1. Where Does This Fight Begin?

In his preface to Self and World, Eli Siegel explains:

To be bored by the world is wearisome, but…it is a victory for the individual.  We are in a fight between being bored and being aroused.  Being bored is a victory for ubiquitous contempt.  Interest is on the side of respect as one’s bloodstream.
 This fight corresponds to what Aesthetic Realism shows is the large fight in everyone: between our desire to like the world, see meaning in it, and another desire which dulls and weakens our minds, to have contempt, to look down on other people.

          As a child, I was excited about taking dance lessons, and because I couldn’t decide which interested me more, I got to take both tap and ballet.  I loved listening to Prokofiev’s Peter and the Wolf, and each time I heard it, I became aware of new things--how violins and oboes could produce sounds enabling you to visualize a duck, a wolf, a boy, and his grandfather.  But I remember too, often feeling painfully bored with everything, asking my mother over and over, “What can I do?” and quickly dismissing suggestion, after suggestion.

          Growing up with 3 brothers and 2 sisters, I was competitive with them as to most everything: who got to ride in the front seat of the car, who got to see their television show, who got the remains of the fudge pan, etc. feeling the big thing was what was coming to me.  I was making choices between wanting to have a keen awareness of things and what they deserved, and wanting to dull things over and see myself as the only thing of consequence.

          In the 6th grade before a holiday, each student exchanged names with another and was to buy a $2 gift.
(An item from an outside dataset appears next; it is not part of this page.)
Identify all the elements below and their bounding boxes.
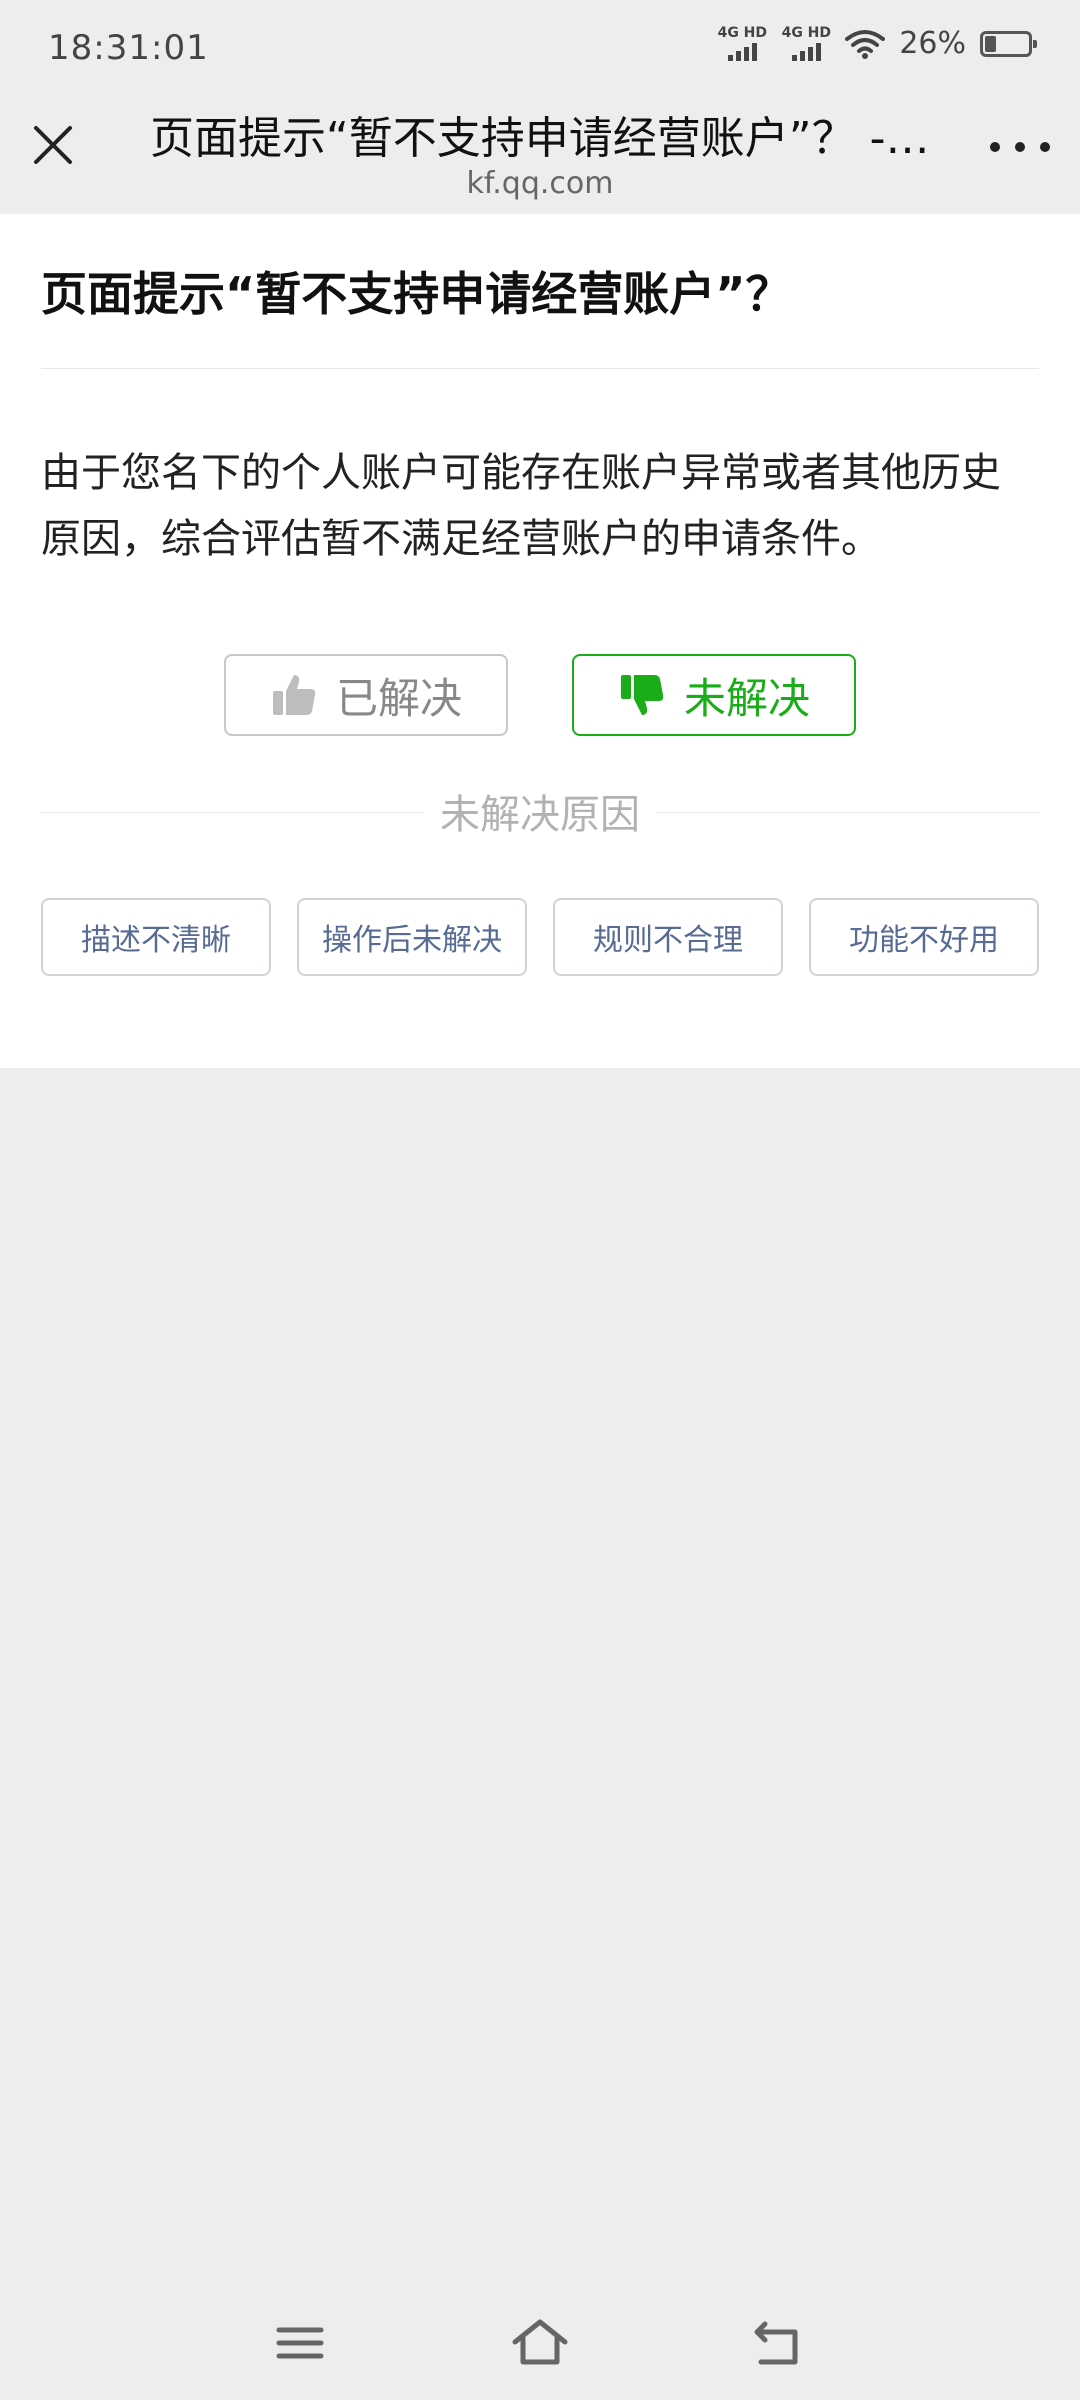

I bought a box of 8 rolls of lifesavers for Joan—something I thought she would love. Joan could not afford to buy me anything, and gave me her beloved baton. I soon became aware she felt awful about parting with it, and I insisted she take it back.  I hadn’t really known before then, that some people were so poor they couldn’t even afford $2.  This experience made me deeper, more thoughtful.

          But I also could be contemptuously unaware of the feelings of others. "There is a mix-up, because we want to see things and we want to protect ourselves from seeing,” Mr. Siegel said in his lecture on awareness, “People do use awareness not to be aware: that is, they watch out not to see too much.”  When I'd drive through an impoverished area of Alexandria, Virginia, and see dilapidated shacks, instead of feeling compassion for the people living in them, and outrage at this injustice, I callous-ly thought, "Why don't they get a job." My desire "not to see too much," to be superior to others, had big repercussions.  I became increasingly immured in myself, and fearful around other people.   Once, while at the Mt. Vernon Swim Club, I wanted everyone to be aware of me.  Wearing a colorful, Hawaiian moo moo over my bathing suit, I thought it would be charming to spring off the diving board with it on.  But after jumping in, the moo moo enveloped my head and I couldn’t breathe. Frantically struggling with it, I finally ripped it off gasping for air—I almost drowned. Embarrassed and shook up, I hadn't been aware of this consequence.

         In High School, though I liked French, when I found I needed to study it--my interest waned.  And just weeks after I began taking chemistry, I felt “What could I possibly need it for?” More and more things I thought I’d like, I was deciding I didn’t need.  In an Aesthetic Realism class years later, Eli Siegel explained:

Every person has a terrific desire to be bored.  Being bored is the same thing as trying to prove nothing has done one any good.  To be bored is to be a conqueror….Contempt has been the key to many a dreary door.